Vicious attacker gets 12 years for couple's Valentine's beating
Published 17/01/2012 | 05:00
A HUSBAND thought he was going to be killed when he and his wife were attacked by two men with nail bars after they returned home from a romantic Valentine's meal.
Sean and Emer Lavelle said they were left "mentally scarred for life" after being subjected to the vicious paramilitary-style beating -- and they still do not know why they were targeted.
Castlebar Circuit Criminal Court was told yesterday how the couple, from Dooagh, Achill, Co Mayo, had their arms and legs bound with duct tape by two men in balaclavas and wearing dark blue boiler suits.
Their mobile phones were taken and Mrs Lavelle had duct tape shoved in her mouth.
One of the attackers accused Mr Lavelle of "messing around with women in Castlebar" and told him to get out of Achill by the weekend. He then struck him the shins with a nail bar.
Michael McMahon, of Ashlawn, The Loakers, Blackrock, Dundalk, was jailed for 12 years yesterday after pleading guilty to assault and false imprisonment at Tower Road, Dooagh, on February 14, 2010.
Neighbour Tom Vesey had raised the alarm after he spotted a vehicle being driven in a suspicious manner.
The accused and his brother -- who has since died -- were later stopped in a car with false number plates and arrested by gardai on suspicion of aggravated burglary.
In a victim impact statement, Mr Lavelle said he thought he was going to die when his attackers ordered him into a separate bedroom. As one of the men beat him, he was told: "I will teach you a lesson ... leave this island and never come back."
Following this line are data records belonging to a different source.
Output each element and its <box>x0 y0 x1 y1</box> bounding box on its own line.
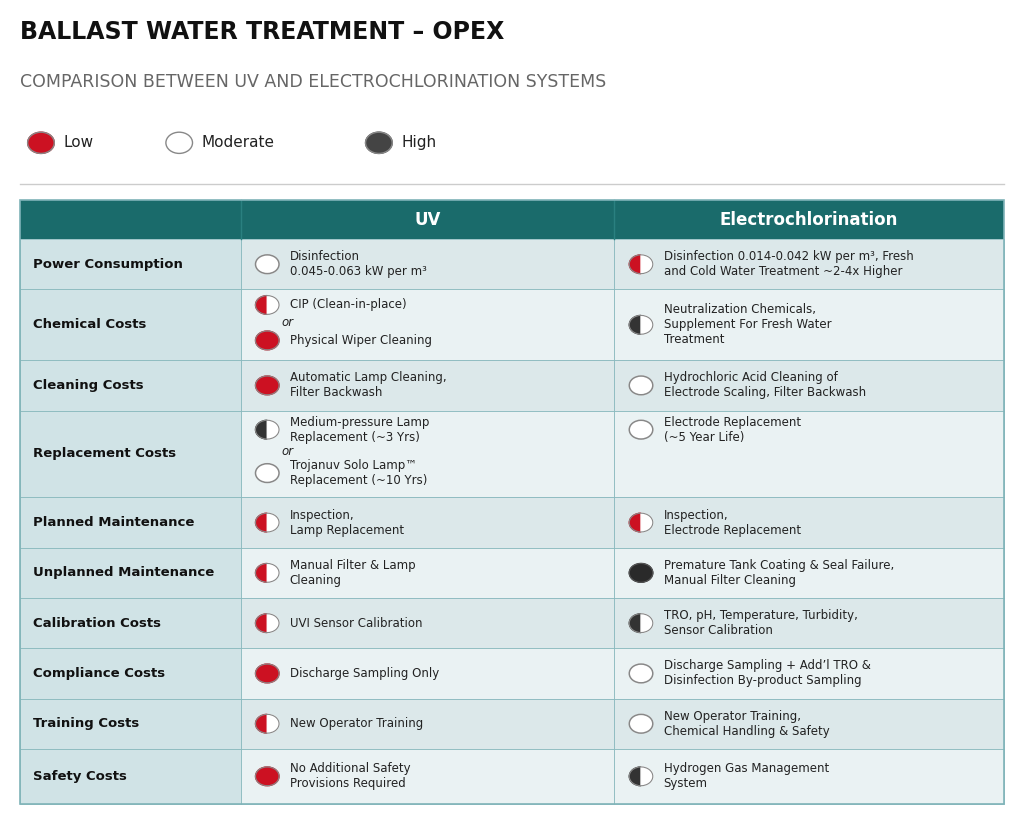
Text: Cleaning Costs: Cleaning Costs <box>33 379 143 392</box>
Text: CIP (Clean-in-place): CIP (Clean-in-place) <box>290 299 407 312</box>
Text: or: or <box>282 445 294 458</box>
Text: New Operator Training,
Chemical Handling & Safety: New Operator Training, Chemical Handling… <box>664 710 829 738</box>
Text: Electrochlorination: Electrochlorination <box>720 211 898 228</box>
Text: BALLAST WATER TREATMENT – OPEX: BALLAST WATER TREATMENT – OPEX <box>20 20 505 44</box>
Text: Medium-pressure Lamp
Replacement (~3 Yrs): Medium-pressure Lamp Replacement (~3 Yrs… <box>290 415 429 444</box>
Text: High: High <box>401 135 436 150</box>
Text: UV: UV <box>415 211 440 228</box>
Text: Electrode Replacement
(~5 Year Life): Electrode Replacement (~5 Year Life) <box>664 415 801 444</box>
Text: Planned Maintenance: Planned Maintenance <box>33 516 195 529</box>
Text: TRO, pH, Temperature, Turbidity,
Sensor Calibration: TRO, pH, Temperature, Turbidity, Sensor … <box>664 610 857 637</box>
Text: Premature Tank Coating & Seal Failure,
Manual Filter Cleaning: Premature Tank Coating & Seal Failure, M… <box>664 559 894 587</box>
Text: UVI Sensor Calibration: UVI Sensor Calibration <box>290 617 422 630</box>
Text: Unplanned Maintenance: Unplanned Maintenance <box>33 566 214 579</box>
Text: No Additional Safety
Provisions Required: No Additional Safety Provisions Required <box>290 762 411 791</box>
Text: New Operator Training: New Operator Training <box>290 717 423 730</box>
Text: Discharge Sampling + Add’l TRO &
Disinfection By-product Sampling: Discharge Sampling + Add’l TRO & Disinfe… <box>664 659 870 687</box>
Text: Disinfection 0.014-0.042 kW per m³, Fresh
and Cold Water Treatment ~2-4x Higher: Disinfection 0.014-0.042 kW per m³, Fres… <box>664 251 913 278</box>
Text: Chemical Costs: Chemical Costs <box>33 318 146 331</box>
Text: Safety Costs: Safety Costs <box>33 769 127 783</box>
Text: Physical Wiper Cleaning: Physical Wiper Cleaning <box>290 334 432 347</box>
Text: Hydrogen Gas Management
System: Hydrogen Gas Management System <box>664 762 828 791</box>
Text: Discharge Sampling Only: Discharge Sampling Only <box>290 667 439 680</box>
Text: Automatic Lamp Cleaning,
Filter Backwash: Automatic Lamp Cleaning, Filter Backwash <box>290 371 446 399</box>
Text: Hydrochloric Acid Cleaning of
Electrode Scaling, Filter Backwash: Hydrochloric Acid Cleaning of Electrode … <box>664 371 865 399</box>
Text: Training Costs: Training Costs <box>33 717 139 730</box>
Text: or: or <box>282 316 294 329</box>
Text: Compliance Costs: Compliance Costs <box>33 667 165 680</box>
Text: Inspection,
Lamp Replacement: Inspection, Lamp Replacement <box>290 508 403 537</box>
Text: Low: Low <box>63 135 93 150</box>
Text: Manual Filter & Lamp
Cleaning: Manual Filter & Lamp Cleaning <box>290 559 416 587</box>
Text: Power Consumption: Power Consumption <box>33 258 182 271</box>
Text: Disinfection
0.045-0.063 kW per m³: Disinfection 0.045-0.063 kW per m³ <box>290 251 427 278</box>
Text: Calibration Costs: Calibration Costs <box>33 617 161 630</box>
Text: Moderate: Moderate <box>202 135 274 150</box>
Text: COMPARISON BETWEEN UV AND ELECTROCHLORINATION SYSTEMS: COMPARISON BETWEEN UV AND ELECTROCHLORIN… <box>20 73 607 91</box>
Text: Trojanuv Solo Lamp™
Replacement (~10 Yrs): Trojanuv Solo Lamp™ Replacement (~10 Yrs… <box>290 459 427 487</box>
Text: Inspection,
Electrode Replacement: Inspection, Electrode Replacement <box>664 508 801 537</box>
Text: Replacement Costs: Replacement Costs <box>33 447 176 460</box>
Text: Neutralization Chemicals,
Supplement For Fresh Water
Treatment: Neutralization Chemicals, Supplement For… <box>664 304 831 346</box>
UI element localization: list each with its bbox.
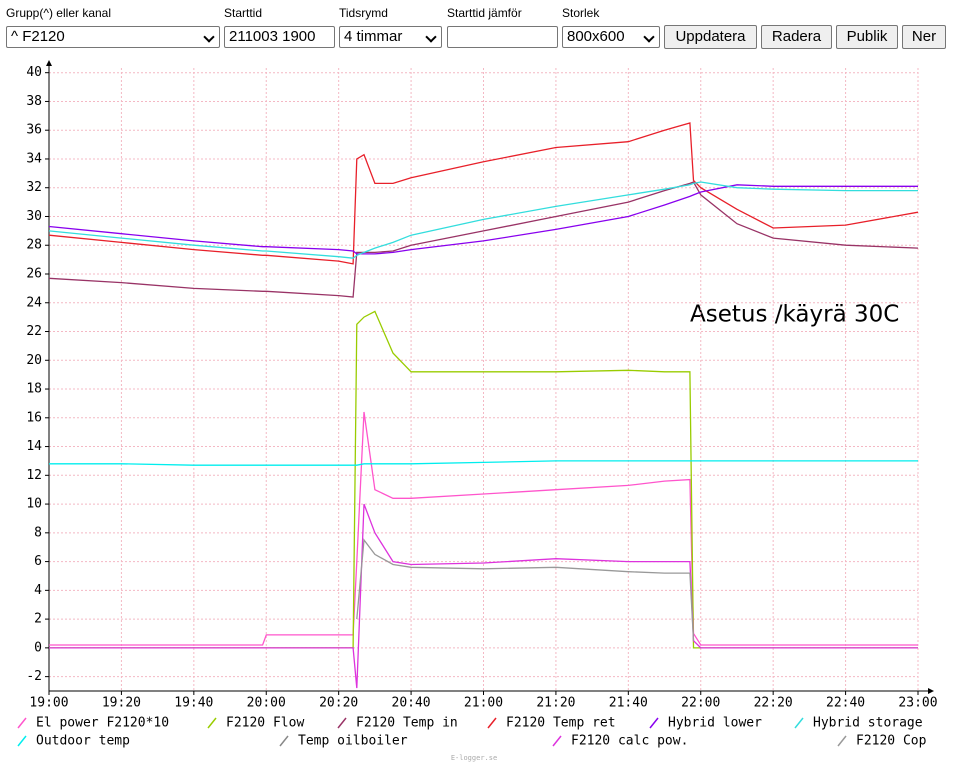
- legend-swatch: [17, 735, 27, 747]
- legend-swatch: [487, 717, 497, 729]
- y-tick-label: 20: [26, 353, 42, 368]
- x-tick-label: 22:00: [681, 696, 720, 711]
- legend-swatch: [279, 735, 289, 747]
- legend-swatch: [337, 717, 347, 729]
- legend-label: El power F2120*10: [36, 716, 169, 731]
- legend-swatch: [207, 717, 217, 729]
- y-tick-label: 0: [34, 640, 42, 655]
- legend-label: F2120 Cop: [856, 734, 927, 749]
- series-line: [49, 460, 918, 466]
- y-tick-label: 6: [34, 554, 42, 569]
- x-tick-label: 20:20: [319, 696, 358, 711]
- field-label: Starttid: [224, 6, 263, 20]
- y-tick-label: 30: [26, 209, 42, 224]
- annotation: Asetus /käyrä 30C: [690, 302, 899, 328]
- legend-label: F2120 Temp ret: [506, 716, 616, 731]
- update-button[interactable]: Uppdatera: [664, 25, 757, 49]
- series-line: [48, 181, 919, 298]
- y-tick-label: -2: [26, 669, 42, 684]
- x-tick-label: 20:40: [392, 696, 431, 711]
- x-tick-label: 22:20: [754, 696, 793, 711]
- legend-swatch: [649, 717, 659, 729]
- x-tick-label: 19:40: [174, 696, 213, 711]
- x-tick-label: 22:40: [826, 696, 865, 711]
- x-tick-label: 19:20: [102, 696, 141, 711]
- legend-label: Hybrid lower: [668, 716, 762, 731]
- footer: E-logger.se: [451, 754, 497, 762]
- series-line: [49, 411, 918, 646]
- axis-arrow: [46, 60, 934, 694]
- legend-label: F2120 calc pow.: [571, 734, 688, 749]
- y-tick-label: 10: [26, 497, 42, 512]
- legend-label: Outdoor temp: [36, 734, 130, 749]
- y-tick-label: 18: [26, 382, 42, 397]
- x-tick-label: 23:00: [898, 696, 937, 711]
- field-label: Grupp(^) eller kanal: [6, 6, 112, 20]
- y-tick-label: 12: [26, 468, 42, 483]
- y-tick-label: 24: [26, 295, 42, 310]
- publish-button[interactable]: Publik: [836, 25, 898, 49]
- down-button[interactable]: Ner: [902, 25, 946, 49]
- start-input[interactable]: 211003 1900: [224, 26, 335, 48]
- x-tick-label: 21:00: [464, 696, 503, 711]
- series-line: [49, 503, 918, 689]
- legend-swatch: [837, 735, 847, 747]
- y-tick-label: 34: [26, 151, 42, 166]
- y-tick-label: 40: [26, 65, 42, 80]
- y-tick-label: 26: [26, 267, 42, 282]
- y-tick-label: 4: [34, 583, 42, 598]
- size-select[interactable]: 800x600: [562, 26, 660, 48]
- series-line: [356, 538, 695, 641]
- y-tick-label: 38: [26, 94, 42, 109]
- clear-button[interactable]: Radera: [761, 25, 832, 49]
- y-tick-label: 8: [34, 525, 42, 540]
- y-tick-label: 22: [26, 324, 42, 339]
- axis: [48, 64, 928, 692]
- legend-label: Temp oilboiler: [298, 734, 408, 749]
- legend-label: Hybrid storage: [813, 716, 923, 731]
- y-tick-label: 2: [34, 612, 42, 627]
- legend-swatch: [794, 717, 804, 729]
- y-tick-label: 16: [26, 410, 42, 425]
- y-tick-label: 32: [26, 180, 42, 195]
- field-label: Storlek: [562, 6, 600, 20]
- legend-label: F2120 Flow: [226, 716, 304, 731]
- series-line: [48, 122, 919, 265]
- x-tick-label: 21:20: [536, 696, 575, 711]
- x-tick-label: 20:00: [247, 696, 286, 711]
- compare-input[interactable]: [447, 26, 558, 48]
- x-tick-label: 21:40: [609, 696, 648, 711]
- field-label: Tidsrymd: [339, 6, 388, 20]
- y-tick-label: 14: [26, 439, 42, 454]
- y-tick-label: 28: [26, 238, 42, 253]
- group-select[interactable]: ^ F2120: [6, 26, 220, 48]
- legend-swatch: [552, 735, 562, 747]
- field-label: Starttid jämför: [447, 6, 522, 20]
- series-line: [48, 181, 918, 259]
- legend-swatch: [17, 717, 27, 729]
- span-select[interactable]: 4 timmar: [339, 26, 442, 48]
- y-tick-label: 36: [26, 123, 42, 138]
- x-tick-label: 19:00: [29, 696, 68, 711]
- series-line: [48, 184, 918, 255]
- legend-label: F2120 Temp in: [356, 716, 458, 731]
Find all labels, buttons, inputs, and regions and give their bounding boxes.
Mr Lavelle said that afterwards he could feel the blood flowing from his wounds but managed to release his hands from the duct tape.
He said: "The experience will live forever in my mind ... I find it impossible to relax. I don't feel safe living on Achill any longer. I can't sleep. I feel if I take sleeping tablets I will be murdered in my sleep."
In her victim impact statement, Mrs Lavelle spoke of memory loss and anxiety since the attack.
Hugh Hartnett, defending, said it had been a case of mistaken identity. He said his client had been the lesser person involved in the attack that his brother had also been involved in. Mr Hartnett said the accused was willing to pay €20,000 as compensation to his victims.
This offer was rejected by the Mr and Mrs Lavelle.
Mr Hartnett indicated the money could be paid to a local charity instead.
The court heard that McMahon has previous convictions for false imprisonment in Sweden and served a number of prison sentences there.
At the end of these prison terms he was ordered to leave the country.
Sentencing McMahon to 12 years for false imprisonment, with the final three years suspended, Judge Anthony Hunt also imposed a four-year term for assault. The sentences will run concurrently.